The US is taking its first tentative steps toward exporting oil.
No, Congress has not approved large-scale oil exports, it is not about to repeal the 1975 export ban brought in after the early ’70s OPEC inspired oil crisis. Congress is split with republicans broadly supporting a lifting of the ban but democrats against it, keen to limit further fracking on environmental grounds, according to the Financial Times. The Obama administration has, instead, given the okay to limited exports to Mexico.
Why No Blanket Repeal of the Oil Export Ban?
More to the point, neither party wants to be accused down the line, as oil prices inevitably recover, of being responsible for reduced domestic supply as the cause of higher prices. Most economists, though, suggest increased exports would lower global prices and, as a result, would mean lower domestic prices, but of course no one knows until a large-scale lifting of the ban is agreed to.

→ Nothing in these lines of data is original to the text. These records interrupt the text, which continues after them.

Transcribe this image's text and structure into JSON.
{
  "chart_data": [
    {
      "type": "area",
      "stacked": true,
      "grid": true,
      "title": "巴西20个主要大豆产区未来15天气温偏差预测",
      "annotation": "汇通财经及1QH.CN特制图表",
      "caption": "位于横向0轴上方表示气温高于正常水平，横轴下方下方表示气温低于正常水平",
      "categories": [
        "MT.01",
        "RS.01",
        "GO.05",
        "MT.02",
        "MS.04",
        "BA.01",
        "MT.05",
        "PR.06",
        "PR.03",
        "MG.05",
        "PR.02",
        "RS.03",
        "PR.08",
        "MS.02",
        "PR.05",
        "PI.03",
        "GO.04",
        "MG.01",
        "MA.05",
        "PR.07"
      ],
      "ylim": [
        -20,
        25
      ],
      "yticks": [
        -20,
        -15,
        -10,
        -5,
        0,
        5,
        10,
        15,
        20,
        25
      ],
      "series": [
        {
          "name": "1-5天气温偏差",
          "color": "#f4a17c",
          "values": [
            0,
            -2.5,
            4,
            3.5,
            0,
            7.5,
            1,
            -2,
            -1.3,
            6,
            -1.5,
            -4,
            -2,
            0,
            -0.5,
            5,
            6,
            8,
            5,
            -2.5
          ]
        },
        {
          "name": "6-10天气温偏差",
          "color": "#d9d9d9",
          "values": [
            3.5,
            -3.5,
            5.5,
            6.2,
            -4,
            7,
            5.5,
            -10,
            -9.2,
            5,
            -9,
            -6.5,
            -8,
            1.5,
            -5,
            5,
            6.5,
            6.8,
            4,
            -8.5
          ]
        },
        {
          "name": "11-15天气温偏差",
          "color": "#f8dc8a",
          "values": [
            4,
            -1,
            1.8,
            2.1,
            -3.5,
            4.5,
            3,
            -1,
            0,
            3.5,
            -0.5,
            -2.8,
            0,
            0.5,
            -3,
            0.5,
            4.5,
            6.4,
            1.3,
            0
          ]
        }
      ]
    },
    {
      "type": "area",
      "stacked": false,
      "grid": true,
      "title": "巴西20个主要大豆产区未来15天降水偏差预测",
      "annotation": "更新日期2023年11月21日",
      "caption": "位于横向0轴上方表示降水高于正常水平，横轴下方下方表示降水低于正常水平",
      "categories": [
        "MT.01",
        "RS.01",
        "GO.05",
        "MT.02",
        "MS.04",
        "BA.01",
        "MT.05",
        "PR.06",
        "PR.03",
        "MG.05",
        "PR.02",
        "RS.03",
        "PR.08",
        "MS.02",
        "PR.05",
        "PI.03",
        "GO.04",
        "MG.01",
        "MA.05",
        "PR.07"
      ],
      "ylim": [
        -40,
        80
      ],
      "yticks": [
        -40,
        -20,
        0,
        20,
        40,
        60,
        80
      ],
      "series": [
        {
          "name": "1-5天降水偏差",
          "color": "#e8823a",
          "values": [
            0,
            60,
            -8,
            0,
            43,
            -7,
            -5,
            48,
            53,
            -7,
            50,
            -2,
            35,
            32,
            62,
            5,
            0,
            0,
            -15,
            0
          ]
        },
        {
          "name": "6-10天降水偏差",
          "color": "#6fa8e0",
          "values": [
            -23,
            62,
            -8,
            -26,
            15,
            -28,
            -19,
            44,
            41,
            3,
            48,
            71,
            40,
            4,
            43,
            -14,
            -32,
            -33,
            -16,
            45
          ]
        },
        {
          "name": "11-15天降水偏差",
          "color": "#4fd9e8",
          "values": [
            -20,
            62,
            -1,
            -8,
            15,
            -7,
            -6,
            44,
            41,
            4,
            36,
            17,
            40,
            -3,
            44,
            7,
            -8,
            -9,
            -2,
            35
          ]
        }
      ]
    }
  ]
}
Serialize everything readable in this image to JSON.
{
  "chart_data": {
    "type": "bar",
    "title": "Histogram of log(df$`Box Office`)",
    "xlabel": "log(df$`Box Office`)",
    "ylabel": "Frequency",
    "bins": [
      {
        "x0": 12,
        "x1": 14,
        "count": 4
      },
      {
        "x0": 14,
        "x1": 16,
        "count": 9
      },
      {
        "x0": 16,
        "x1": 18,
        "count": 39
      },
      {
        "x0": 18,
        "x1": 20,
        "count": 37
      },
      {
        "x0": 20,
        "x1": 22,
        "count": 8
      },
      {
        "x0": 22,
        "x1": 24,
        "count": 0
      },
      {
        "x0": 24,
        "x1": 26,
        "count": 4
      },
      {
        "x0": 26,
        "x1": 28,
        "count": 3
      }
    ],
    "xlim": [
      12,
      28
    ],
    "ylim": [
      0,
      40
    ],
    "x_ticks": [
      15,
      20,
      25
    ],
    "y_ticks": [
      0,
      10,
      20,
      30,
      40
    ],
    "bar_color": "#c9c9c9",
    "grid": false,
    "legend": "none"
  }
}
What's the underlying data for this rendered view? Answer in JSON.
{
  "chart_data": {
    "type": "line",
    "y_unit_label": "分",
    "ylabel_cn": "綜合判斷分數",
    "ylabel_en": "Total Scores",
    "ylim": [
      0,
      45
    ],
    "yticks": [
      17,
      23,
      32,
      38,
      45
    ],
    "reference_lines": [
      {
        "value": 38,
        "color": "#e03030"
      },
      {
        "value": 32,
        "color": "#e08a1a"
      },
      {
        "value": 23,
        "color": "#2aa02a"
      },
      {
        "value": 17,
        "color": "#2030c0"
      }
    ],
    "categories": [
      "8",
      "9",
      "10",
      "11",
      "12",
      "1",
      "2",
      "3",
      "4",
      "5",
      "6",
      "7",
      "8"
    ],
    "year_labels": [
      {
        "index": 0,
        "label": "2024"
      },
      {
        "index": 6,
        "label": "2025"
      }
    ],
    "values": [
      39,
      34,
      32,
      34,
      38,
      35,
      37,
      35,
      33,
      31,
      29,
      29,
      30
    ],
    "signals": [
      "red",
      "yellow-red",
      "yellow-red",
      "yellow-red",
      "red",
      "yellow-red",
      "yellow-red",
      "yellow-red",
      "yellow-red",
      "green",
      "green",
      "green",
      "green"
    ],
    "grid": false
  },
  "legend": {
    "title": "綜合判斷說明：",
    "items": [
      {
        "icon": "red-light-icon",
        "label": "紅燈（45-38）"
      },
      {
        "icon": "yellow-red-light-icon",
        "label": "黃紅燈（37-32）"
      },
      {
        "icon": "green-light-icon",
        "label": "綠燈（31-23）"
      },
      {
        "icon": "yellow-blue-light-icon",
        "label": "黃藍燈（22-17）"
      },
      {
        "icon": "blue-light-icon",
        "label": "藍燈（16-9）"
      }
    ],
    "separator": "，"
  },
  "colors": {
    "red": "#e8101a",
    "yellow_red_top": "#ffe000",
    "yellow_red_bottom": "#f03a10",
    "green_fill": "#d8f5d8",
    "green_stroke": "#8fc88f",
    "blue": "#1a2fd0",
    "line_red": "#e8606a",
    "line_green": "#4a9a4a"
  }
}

Meanwhile,the US can legally export to Canada, the only country to whom export rules do not apply. The US already shares hockey, Seth Rogen and country/western music with Canada, after all, so why not oil?
The US exported a record 586,000 barrels of crude a day in April to Canada according to Bloomberg. This was light grades needed by Canadian refineries to blend with high-viscosity heavy tar sands or for locations where US supplies are closer to a Canadian refinery than Canada’s own reserves.
Nor should exports to Mexico be seen in the light of falling Mexican production, although production has been in decline for a decade there, Pemex still exported 803,000 barrels a day of mostly heavy oil to the US last year. Here’s the issue: Mexico imports about half its gasoline as it struggles to produce gasoline from its heavy crude. Pemex mostly makes fuel oil, which is a polluting low-value product and is forced to import lighter products such as gasoline. By Mixing US shale oil light crude with its own heavier oil, Pemex says it will be able to produce more gasoline.
The export of US crude requires an equivalent quantity of heavy Mexican crude to be imported, but US refineries are capable of handling this product. Some, such as BP’s Whiting Refinery in Indiana which recently closed for emergency repairs, have been upgraded at a cost of millions to handle Canadian Tar Sand crude.
The Great American Blending Pot
The Mexican deal allows up to 100,000 barrels a day of light oil and condensate to be exchanged for heavy Mexican crude. For the shale industry, it is a start and could set the stage for further exports via strategic deals rather than a wholesale lifting of the ban, seen as unlikely in the medium term. The amount involved is too small to lift prices, which have fallen heavily this year as this graph from the FT shows.
But if further deals were to follow, economists’ expectation that it would lead to lower global, and therefore lower US prices, could be put to the test. It may be that politicians’ only greater desire, to protect their own record from criticism, will prevent US consumers from every finding out if they are right.